I get it. Well, I get the general drift. But, I just can’t seem to choke down all the Kool-Aid.
I imagine a number of factors are to blame. I’m an only child. I grew up without a father. I think the survival of the planet hinges on population reduction. Blah, blah, blah.
But, recently, I had a mini revelation. I’ve lived (for longer than I care to admit) with the general belief that serious life decisions and responsibilities are handled by adults. Grownups are experienced, knowledgable, and capable of tackling whatever unplanned catastrophes happen to surface. They can get married, buy houses, have children, organize barbecues, and generally have a damn fine time.

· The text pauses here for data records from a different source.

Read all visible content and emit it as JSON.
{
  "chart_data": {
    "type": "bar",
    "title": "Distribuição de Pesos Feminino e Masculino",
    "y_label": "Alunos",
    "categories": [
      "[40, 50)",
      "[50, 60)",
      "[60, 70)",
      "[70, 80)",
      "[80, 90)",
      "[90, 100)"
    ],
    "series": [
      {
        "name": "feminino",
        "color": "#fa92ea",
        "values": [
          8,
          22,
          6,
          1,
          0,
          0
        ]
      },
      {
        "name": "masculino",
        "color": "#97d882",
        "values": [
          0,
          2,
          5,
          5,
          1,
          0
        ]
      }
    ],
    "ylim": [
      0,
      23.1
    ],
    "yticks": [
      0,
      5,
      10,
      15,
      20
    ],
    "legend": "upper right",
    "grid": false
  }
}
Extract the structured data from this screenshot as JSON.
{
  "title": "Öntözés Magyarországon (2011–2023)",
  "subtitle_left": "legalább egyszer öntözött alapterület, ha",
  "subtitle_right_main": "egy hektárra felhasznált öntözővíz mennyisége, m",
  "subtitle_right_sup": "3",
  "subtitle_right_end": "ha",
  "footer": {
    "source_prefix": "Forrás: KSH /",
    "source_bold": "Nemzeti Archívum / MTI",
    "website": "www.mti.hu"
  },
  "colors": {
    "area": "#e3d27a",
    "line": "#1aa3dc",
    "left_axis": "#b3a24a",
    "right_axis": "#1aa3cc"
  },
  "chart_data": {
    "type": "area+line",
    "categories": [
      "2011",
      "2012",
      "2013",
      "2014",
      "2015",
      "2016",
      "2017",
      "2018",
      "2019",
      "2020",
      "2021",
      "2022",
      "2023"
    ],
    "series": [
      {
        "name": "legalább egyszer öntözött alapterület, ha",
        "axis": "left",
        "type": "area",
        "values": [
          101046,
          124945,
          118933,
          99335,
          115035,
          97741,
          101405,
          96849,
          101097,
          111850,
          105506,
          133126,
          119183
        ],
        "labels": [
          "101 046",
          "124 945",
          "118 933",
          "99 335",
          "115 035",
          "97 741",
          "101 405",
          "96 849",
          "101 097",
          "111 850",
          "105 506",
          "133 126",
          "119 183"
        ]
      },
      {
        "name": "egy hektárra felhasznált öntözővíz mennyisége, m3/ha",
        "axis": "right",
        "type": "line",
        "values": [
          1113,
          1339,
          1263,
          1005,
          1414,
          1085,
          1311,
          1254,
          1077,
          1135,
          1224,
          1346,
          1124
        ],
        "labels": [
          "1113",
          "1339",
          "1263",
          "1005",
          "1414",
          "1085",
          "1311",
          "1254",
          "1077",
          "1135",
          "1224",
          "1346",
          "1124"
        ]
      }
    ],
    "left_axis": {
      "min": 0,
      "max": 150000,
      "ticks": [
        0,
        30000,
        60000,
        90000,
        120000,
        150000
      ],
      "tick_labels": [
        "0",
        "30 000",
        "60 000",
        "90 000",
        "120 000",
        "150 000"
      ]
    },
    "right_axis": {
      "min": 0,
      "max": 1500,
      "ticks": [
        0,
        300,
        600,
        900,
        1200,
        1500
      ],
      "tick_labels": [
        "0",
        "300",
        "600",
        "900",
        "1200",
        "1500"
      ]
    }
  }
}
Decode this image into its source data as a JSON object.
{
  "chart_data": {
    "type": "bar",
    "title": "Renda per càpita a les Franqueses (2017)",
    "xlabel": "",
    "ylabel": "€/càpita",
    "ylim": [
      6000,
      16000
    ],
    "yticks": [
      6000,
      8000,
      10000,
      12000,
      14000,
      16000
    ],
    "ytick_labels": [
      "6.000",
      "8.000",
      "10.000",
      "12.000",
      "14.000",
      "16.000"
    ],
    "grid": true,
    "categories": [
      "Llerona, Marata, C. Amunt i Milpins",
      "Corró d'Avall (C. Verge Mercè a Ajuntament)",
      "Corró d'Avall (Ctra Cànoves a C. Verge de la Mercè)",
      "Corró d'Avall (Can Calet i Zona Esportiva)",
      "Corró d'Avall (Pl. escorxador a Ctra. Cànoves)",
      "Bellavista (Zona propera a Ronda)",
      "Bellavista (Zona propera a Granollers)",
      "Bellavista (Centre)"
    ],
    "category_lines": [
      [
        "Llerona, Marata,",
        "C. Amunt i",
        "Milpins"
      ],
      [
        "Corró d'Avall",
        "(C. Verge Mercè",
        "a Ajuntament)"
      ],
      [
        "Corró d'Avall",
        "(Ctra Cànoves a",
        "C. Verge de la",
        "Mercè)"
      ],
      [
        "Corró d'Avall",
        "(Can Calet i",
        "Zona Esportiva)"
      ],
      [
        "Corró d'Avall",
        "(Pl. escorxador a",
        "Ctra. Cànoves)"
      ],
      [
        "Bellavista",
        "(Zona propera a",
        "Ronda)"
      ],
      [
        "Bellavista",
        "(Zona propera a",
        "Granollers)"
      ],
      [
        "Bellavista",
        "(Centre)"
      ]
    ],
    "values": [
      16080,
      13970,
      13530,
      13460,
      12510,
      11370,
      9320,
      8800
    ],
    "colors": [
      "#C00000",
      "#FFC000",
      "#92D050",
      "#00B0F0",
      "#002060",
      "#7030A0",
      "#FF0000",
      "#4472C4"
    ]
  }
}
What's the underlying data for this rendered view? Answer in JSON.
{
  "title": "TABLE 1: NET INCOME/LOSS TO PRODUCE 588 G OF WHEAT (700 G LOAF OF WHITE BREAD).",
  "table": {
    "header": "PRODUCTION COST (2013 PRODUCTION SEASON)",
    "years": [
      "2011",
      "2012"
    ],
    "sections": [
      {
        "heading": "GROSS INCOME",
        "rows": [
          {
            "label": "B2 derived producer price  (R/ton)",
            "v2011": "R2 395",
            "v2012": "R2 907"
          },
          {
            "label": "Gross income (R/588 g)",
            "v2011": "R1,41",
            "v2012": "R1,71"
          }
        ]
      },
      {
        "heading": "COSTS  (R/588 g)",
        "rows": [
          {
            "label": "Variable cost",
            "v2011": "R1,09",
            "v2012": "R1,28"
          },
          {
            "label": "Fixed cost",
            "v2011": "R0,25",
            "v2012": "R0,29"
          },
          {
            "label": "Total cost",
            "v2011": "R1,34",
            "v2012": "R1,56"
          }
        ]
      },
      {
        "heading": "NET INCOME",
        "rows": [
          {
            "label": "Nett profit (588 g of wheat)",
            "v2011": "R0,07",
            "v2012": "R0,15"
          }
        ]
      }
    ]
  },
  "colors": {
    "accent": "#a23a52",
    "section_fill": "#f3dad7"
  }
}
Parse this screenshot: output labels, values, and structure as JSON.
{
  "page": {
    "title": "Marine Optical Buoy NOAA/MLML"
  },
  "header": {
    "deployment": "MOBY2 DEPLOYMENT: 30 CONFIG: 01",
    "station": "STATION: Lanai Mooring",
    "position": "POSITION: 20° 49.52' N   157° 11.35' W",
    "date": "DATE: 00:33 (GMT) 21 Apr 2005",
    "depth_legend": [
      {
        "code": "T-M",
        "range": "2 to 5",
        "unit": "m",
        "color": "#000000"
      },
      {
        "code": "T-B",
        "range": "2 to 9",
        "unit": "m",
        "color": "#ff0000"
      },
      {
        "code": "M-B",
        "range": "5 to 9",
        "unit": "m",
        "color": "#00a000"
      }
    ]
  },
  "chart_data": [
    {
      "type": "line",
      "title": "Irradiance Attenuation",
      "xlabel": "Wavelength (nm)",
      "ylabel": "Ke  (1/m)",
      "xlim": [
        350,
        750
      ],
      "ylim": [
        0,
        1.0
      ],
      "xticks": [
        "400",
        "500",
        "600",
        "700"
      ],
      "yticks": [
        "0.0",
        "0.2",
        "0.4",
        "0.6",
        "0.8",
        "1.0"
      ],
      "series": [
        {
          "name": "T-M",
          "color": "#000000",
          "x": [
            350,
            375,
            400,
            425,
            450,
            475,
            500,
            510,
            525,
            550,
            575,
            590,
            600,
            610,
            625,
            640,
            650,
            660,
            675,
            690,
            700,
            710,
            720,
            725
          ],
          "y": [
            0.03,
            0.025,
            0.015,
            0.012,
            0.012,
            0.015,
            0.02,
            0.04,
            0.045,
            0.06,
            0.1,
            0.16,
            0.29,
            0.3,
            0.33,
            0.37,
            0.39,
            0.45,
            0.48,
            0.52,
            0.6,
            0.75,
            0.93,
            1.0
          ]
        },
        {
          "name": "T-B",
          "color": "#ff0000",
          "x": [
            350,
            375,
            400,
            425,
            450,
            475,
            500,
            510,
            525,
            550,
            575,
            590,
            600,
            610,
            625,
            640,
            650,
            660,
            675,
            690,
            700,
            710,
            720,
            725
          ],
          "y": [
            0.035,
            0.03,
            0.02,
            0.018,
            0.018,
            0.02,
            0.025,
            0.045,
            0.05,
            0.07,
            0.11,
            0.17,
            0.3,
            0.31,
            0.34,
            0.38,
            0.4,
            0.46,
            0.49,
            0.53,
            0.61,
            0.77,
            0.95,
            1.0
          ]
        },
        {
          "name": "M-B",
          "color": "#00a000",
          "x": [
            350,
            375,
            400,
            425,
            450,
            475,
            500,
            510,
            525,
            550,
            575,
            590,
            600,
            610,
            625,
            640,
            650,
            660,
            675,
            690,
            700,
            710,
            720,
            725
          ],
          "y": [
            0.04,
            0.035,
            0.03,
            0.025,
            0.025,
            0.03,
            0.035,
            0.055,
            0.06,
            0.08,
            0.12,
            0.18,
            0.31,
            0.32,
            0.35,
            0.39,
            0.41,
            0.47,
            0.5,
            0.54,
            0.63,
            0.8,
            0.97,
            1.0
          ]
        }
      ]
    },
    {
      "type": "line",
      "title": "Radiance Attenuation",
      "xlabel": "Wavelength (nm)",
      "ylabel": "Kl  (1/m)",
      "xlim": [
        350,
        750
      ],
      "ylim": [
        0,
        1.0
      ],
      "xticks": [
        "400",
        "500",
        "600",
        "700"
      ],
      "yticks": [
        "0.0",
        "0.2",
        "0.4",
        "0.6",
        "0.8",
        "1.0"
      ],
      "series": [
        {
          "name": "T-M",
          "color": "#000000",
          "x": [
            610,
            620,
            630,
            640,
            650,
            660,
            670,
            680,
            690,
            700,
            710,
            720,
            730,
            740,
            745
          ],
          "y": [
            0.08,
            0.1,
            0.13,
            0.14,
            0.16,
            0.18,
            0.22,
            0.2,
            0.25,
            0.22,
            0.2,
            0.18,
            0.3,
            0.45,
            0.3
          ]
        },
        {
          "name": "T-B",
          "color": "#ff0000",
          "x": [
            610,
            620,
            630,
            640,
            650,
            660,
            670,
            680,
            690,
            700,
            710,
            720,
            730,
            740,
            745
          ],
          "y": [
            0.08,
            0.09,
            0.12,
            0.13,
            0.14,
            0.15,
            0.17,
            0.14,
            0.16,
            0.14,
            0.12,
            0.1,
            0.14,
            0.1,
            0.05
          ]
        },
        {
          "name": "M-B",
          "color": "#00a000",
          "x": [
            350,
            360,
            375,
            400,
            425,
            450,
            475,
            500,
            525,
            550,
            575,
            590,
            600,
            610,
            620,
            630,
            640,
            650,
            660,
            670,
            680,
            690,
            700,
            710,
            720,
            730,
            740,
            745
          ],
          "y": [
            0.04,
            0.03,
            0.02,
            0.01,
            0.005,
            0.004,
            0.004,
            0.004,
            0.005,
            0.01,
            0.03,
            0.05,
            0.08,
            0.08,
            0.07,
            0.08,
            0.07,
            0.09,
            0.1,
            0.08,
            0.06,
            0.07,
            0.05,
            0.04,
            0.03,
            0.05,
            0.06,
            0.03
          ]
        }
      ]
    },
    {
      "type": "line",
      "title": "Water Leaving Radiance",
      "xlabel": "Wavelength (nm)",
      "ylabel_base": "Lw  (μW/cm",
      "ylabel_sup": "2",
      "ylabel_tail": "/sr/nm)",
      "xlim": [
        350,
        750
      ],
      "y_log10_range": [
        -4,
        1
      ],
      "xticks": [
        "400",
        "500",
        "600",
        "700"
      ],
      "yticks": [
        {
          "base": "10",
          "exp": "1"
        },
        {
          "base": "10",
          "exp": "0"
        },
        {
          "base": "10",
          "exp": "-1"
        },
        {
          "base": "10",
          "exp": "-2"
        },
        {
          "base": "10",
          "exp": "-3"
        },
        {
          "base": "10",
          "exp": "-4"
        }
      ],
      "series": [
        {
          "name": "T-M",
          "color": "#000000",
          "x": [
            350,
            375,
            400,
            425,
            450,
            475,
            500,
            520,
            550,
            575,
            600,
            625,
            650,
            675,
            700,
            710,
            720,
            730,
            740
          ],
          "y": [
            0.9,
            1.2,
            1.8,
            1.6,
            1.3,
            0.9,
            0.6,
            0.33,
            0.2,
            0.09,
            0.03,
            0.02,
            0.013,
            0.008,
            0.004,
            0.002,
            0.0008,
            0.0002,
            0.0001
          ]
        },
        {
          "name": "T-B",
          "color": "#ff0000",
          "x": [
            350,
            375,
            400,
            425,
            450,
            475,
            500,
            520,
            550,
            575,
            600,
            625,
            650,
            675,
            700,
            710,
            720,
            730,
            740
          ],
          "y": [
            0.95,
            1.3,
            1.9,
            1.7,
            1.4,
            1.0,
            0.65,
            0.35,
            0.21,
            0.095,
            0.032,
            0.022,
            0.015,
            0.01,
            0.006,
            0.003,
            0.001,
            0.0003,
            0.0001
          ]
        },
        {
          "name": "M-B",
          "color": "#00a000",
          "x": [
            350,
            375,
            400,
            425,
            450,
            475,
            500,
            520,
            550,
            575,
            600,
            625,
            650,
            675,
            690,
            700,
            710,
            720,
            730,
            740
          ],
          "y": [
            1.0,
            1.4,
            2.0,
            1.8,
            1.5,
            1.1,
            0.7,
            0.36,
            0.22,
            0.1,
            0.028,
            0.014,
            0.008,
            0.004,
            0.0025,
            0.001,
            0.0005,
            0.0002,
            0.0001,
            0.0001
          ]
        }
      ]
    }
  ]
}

Well, now I’m considerably deep into this “adulthood” everyone keeps talking about, and I don’t feel I have even the simplest skill set required to navigate that world. So, since I live in a constant state of contemplation, I’ve arrived at a couple of conclusions.
1) It’s difficult to foster someone else’s childhood when you still want to revisit your own.
-Many thanks to Mom for this one. Ages 0-18 were a self-actualized dream come to life…full of wonder, hope, love, excitement, and security. Sure, there was one major bump on that perfectly-paved road, but that’s why George Hansburg made the pogo stick.
2) You can’t have a kid when you still ARE a kid.
-Obviously, this isn’t true. Every major city in America proves this thesis false on a daily basis. But, I’m referring to a state of mind. Undoubtedly, there are some who would argue I’m a 90-year-old man, living in the body of a weird, writing hermit. However, habitual handcuffs and erratic sleeping patterns aside, I watch the world with the same discerning eyes I had at 15. Maybe everyone feels like that. There’s a saying that we never realize we age until we catch a glimpse of ourselves in the mirror. Well, that may very well be the case. Regardless, these teenage peepers still see the news of impending fatherhood with the same, balanced mix of pity and terror. It’s not celebration. It’s sympathy.
But, I suppose there’s some future awakening or dormant life event waiting to flip those tables and make me one of the “normals.” Anything is possible.